As he casts his first tentative glance at political participation, the beginner can easily make the age-old mistake of “concentrating on the forest instead of the trees.”  He recognizes the fact that political parties play a dominant role in politics, but he is inclined to think of them in terms of a national election, far removed from hometown USA.  He would be less than human if he did not wonder how he could make an appreciable impact in such a system.

The beginner—even as the professional in politics already does—should also concentrate on the individual trees: the precinct, the ward, the town, the school board.

Political parties are composed of thousands of individual political organizations.  In the final analysis, the success of the party depends upon the effectiveness of these organizations.  That “elections are won and lost in the precincts” is a political truism.  One person can do a lot.  A handful of votes can change the result in many local elections; even the majorities that run into millions in a presidential election are built up one vote at a time.  The election of Lyndon B. Johnson to the Senate in 1948 and the election of John Kennedy in 1960 over Richard Nixon for President are examples of elections decided by less than one vote per precinct.  It is not unusual for school board members to be elected by less than five percent of the electorate.  Frequently less than one-tenth of one percent of the people in a precinct attend the local precinct meetings of either major political party.  In such a case, the voice of one sound patriot could be that of the hundreds of people who are absent.
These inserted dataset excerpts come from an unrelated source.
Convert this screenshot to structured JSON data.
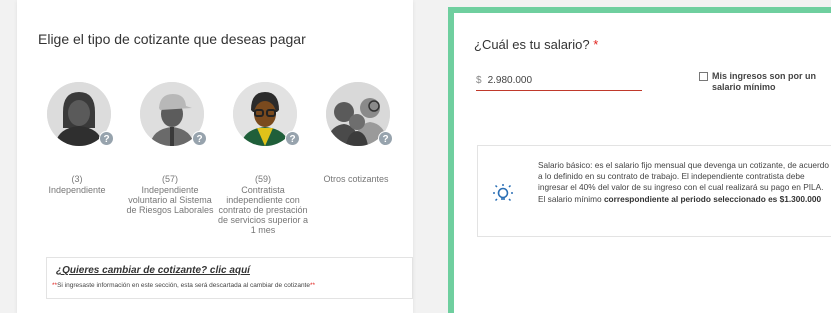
{
  "left": {
    "title": "Elige el tipo de cotizante que deseas pagar",
    "options": [
      {
        "count": "(3)",
        "label": "Independiente",
        "icon": "person-woman-icon"
      },
      {
        "count": "(57)",
        "label": "Independiente voluntario al Sistema de Riesgos Laborales",
        "icon": "person-cap-icon"
      },
      {
        "count": "(59)",
        "label": "Contratista independiente con contrato de prestación de servicios superior a 1 mes",
        "icon": "person-contractor-icon"
      },
      {
        "count": "",
        "label": "Otros cotizantes",
        "icon": "people-group-icon"
      }
    ],
    "help_glyph": "?",
    "change_link": "¿Quieres cambiar de cotizante? clic aquí",
    "change_note_asterisk_start": "**",
    "change_note": "Si ingresaste información en este sección, esta será descartada al cambiar de cotizante",
    "change_note_asterisk_end": "**"
  },
  "right": {
    "salary_title": "¿Cuál es tu salario?",
    "required_mark": "*",
    "currency_symbol": "$",
    "salary_value": "2.980.000",
    "min_wage_label": "Mis ingresos son por un salario mínimo",
    "min_wage_checked": false,
    "info_text_plain": "Salario básico: es el salario fijo mensual que devenga un cotizante, de acuerdo a lo definido en su contrato de trabajo. El independiente contratista debe ingresar el 40% del valor de su ingreso con el cual realizará su pago en PILA. El salario mínimo ",
    "info_text_bold": "correspondiente al periodo seleccionado es $1.300.000",
    "info_icon": "lightbulb-icon"
  },
  "colors": {
    "accent_green": "#6fcf9f",
    "required_red": "#e0221d",
    "input_underline": "#c0392b",
    "help_badge": "#97a3ad"
  }
}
What if America’s Founding Fathers had prejudged the future and fallen for the notion that there is no interim hope for a better world?  What if they had not asserted Judeo-Christian principles into politics and public education?  The cultural tone of freedom is a sacred, down-to-earth responsibility of yours and mine.  Its air of justice and greatness can only permeate the citizenry when asserted and upheld in the public arena by the believers in responsible liberty and traditional American Principles upon which liberty is sustained.  This means personal involvement.  Speak out in politics, city councils and school boards for cultural standards upon which freedom can prosper.